Os projetos de lei do PCP, Bloco de Esquerda e CHEGA que previam a abolição da taxa tiveram por base uma petição da Associação dos Bolseiros de Investigação Científica (ABIC), que alertava para a “arbitrariedade na definição do valor das taxas” que representa “mais um obstáculo à conclusão deste grau académico”.

Segundo a petição, os valores definidos pelas universidades são “muito díspares”: Na Universidade de Coimbra, por exemplo, a taxa é de 50 euros, na Universidade Nova de Lisboa de 110 euros, no Instituto Superior Técnico 500 euros e na Universidade da Beira Interior 725 euros.

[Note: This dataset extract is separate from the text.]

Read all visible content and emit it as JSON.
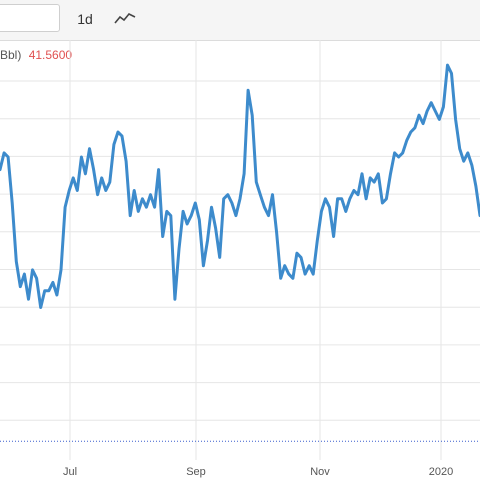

A estes casos somam-se os de instituições que não cobram qualquer valor, como acontece na Universidade de Trás-os-Montes e Alto Douro ou no ISCTE.

O projeto de lei do PCP  foi rejeitado com os votos contra do PSD e PS, votos favoráveis do CHEGA, PCP, BE, PAN e Livre e a abstenção do Iniciativa Liberal (IL).

Também o projeto de lei do CHEGA chumbou com os votos contra do PSD, PS e PCP, os votos favoráveis do CHEGA, BE e PAN e as abstenções do IL e do Livre.

O diploma do BE contou com os votos contra do PSD, PS e CHEGA, votos a favor do BE, PAN e Livre e as abstenções do IL, do PCP e de uma dezena de deputados do PS, entre os quais a ex-secretária de estado e ministra Alexandra Leitão.